We would like to believe that
each of us, in our own time, will find her again. Somewhere out there where green
willow trees bend to meet sparkling blue waters, she will be waiting--with that very
special twinkle in her eyes, a fishing pole in her hand, and surely a very large catfish
on the end of her line.
~ Barb's eulogy, on the death of their sister Marge
Breakfast: Special K
TODAY on TV
The West Wing
(also the Kings' playoff game!)
SURE, I REMEMBER...I THINK
20 May 2004
"Can you see your nose?"
"I can just see the tip of it," she said, crossing her eyes and squinting.
"I want to cut my nose off," the other replied.
"Then youll look like Michael Jackson," was the reply.
Was I eavesdropping on a couple of grammar school girls having a chit-chat while waiting for the bus, playing games, and teasing each other?
No, I was sitting in a spare room at a convalescent hospital near Sacramento and I was watching my mother and my aunt Barb checking out each others noses.
My uncle's widow, Pat, has come down from Oregon and she and my mother, along with my cousin Peach, planned to go to the hospital to visit Barb today.
"I don't suppose you'd like to come with us, would you?" my mother asked, when I spoke with her yesterday.
"Sure!" I said, realizing that I had a stack of tapes to transcribe and a feature story to write, but not wanting to pass up the opportunity to spend some "family time" and to visit Barb. I remember the sadness in Nancy Reagan's voice recently as she announced "Ronnie has finally gone to that place where I can no longer reach him..." and I know that Barb's time for joining him in that place where Alzheimers patients eventually reach, while waiting to die, will come all too soon. While she's still with us, mentally as well as physically, I wanted the chance to spend time with her.
We drove to Peach's house and picked her up and then stopped off at Raley's to get stuff for lunch, finally arriving at Barb's around 12:30. We sent Peach off down the hall to get Barb, while we set up the table in the spare room we were able to use. Chicken, fruit salad, drinks and a sinful looking strawberry shortcake.
Barb was surprised to find us there. You never really know with her. She describes her brain as taking in information and putting it in a giant ball with other information and then throwing it out. I'm never sure she knows who I am, but she greets me the way I greet people I can't remember to save my soul, but who know me very well. We were fairly certain she didn't recognize Pat at all, since she hasn't seen her in several years. She's become a good actress.
But she always recognizes my mother, and the longer we are there, the more my mother is able to pull out old memories from her brain. There are always a lot of laughs and you can see her kind of drifting in and out of awareness of who we all are.
I was thrilled, though, when at one point she pointed at me and said they should watch what they say around me because I would be the one to write it all down. She and I always had this bond about writing and I knew that at least in that moment, she knew who I was.

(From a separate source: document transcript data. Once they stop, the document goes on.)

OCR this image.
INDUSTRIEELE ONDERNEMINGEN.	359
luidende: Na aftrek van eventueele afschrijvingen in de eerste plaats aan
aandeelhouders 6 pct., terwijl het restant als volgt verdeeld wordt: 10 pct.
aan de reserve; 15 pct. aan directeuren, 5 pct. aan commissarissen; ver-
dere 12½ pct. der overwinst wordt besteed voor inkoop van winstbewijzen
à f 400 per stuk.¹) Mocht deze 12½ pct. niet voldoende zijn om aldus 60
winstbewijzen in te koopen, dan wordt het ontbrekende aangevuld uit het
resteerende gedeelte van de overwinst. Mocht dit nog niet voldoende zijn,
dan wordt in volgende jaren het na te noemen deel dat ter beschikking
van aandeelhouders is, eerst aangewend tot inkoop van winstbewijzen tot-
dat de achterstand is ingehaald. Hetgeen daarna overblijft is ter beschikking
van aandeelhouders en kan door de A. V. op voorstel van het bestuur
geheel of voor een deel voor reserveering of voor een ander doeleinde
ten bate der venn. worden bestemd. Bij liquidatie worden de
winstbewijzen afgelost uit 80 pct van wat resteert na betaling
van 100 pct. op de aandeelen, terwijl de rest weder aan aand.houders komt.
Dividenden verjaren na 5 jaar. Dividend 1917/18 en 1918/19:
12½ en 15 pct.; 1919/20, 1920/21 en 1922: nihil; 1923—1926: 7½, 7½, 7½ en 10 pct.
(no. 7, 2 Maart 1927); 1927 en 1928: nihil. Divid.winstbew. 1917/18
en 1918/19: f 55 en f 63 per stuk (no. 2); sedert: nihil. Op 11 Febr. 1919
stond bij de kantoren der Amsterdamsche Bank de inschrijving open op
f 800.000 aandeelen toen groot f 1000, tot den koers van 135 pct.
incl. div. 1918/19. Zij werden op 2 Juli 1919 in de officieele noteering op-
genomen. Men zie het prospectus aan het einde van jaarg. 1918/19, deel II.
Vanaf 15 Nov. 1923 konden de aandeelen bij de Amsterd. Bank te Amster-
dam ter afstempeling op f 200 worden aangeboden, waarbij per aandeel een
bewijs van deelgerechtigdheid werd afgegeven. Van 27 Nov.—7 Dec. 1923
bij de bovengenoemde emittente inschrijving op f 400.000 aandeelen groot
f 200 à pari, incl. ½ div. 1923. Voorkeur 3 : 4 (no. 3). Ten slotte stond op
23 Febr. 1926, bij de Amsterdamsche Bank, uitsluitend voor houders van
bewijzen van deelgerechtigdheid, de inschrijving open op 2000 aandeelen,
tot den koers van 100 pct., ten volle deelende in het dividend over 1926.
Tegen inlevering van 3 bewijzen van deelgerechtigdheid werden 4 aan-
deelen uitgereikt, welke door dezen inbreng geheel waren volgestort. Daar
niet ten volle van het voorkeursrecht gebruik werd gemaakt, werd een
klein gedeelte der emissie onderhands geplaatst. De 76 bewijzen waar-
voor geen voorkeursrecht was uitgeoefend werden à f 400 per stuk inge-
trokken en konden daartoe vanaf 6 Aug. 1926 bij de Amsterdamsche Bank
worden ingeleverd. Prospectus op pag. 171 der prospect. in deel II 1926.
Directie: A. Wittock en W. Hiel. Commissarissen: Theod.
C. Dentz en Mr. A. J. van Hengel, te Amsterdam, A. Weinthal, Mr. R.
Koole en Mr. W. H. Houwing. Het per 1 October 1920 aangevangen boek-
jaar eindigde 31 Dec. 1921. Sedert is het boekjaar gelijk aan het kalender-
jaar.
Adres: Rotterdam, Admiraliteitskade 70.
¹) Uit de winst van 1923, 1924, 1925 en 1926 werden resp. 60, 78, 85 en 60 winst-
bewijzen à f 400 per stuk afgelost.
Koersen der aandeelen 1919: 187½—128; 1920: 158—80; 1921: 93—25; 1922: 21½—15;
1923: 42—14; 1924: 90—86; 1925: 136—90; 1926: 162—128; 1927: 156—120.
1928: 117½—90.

She was also "with it" when my mother asked what she thought of George Bush.
"He's a nut," she said, a look of distaste crossing her face. She may be losing her mind, but she still obviously has some wits about her!
We were there about two hours and she held up pretty well, under the circumstances, though she finally started drooping and then dozed off. We knew she had reached her tolerance limit. Peach and my mother got her up and opened the door to the hall to take her back to her room.
"Which way do we go?" she asked, confused at having to make the decision of turning left down the long hall, or right out into the parking lot, of the place she has lived for two years.
It's always sad that the wise, witty woman I grew up with is no more, but in her place is this older, softer, slower, but still funny, woman and it's nice to be able to get to know this new person and to visit her every now and then.
In 1999, earlier in her Alzheimers, Barb wrote a piece called "The Mind--Losing It." This seems a good place to reprint it, as a description of what it's like from the view of the Alzheimers patient herself....
My uncle, her "caregiver" died two years ago. She hasn't been told, because she would never remember and would have to be told over and over again. She almost never asks about him.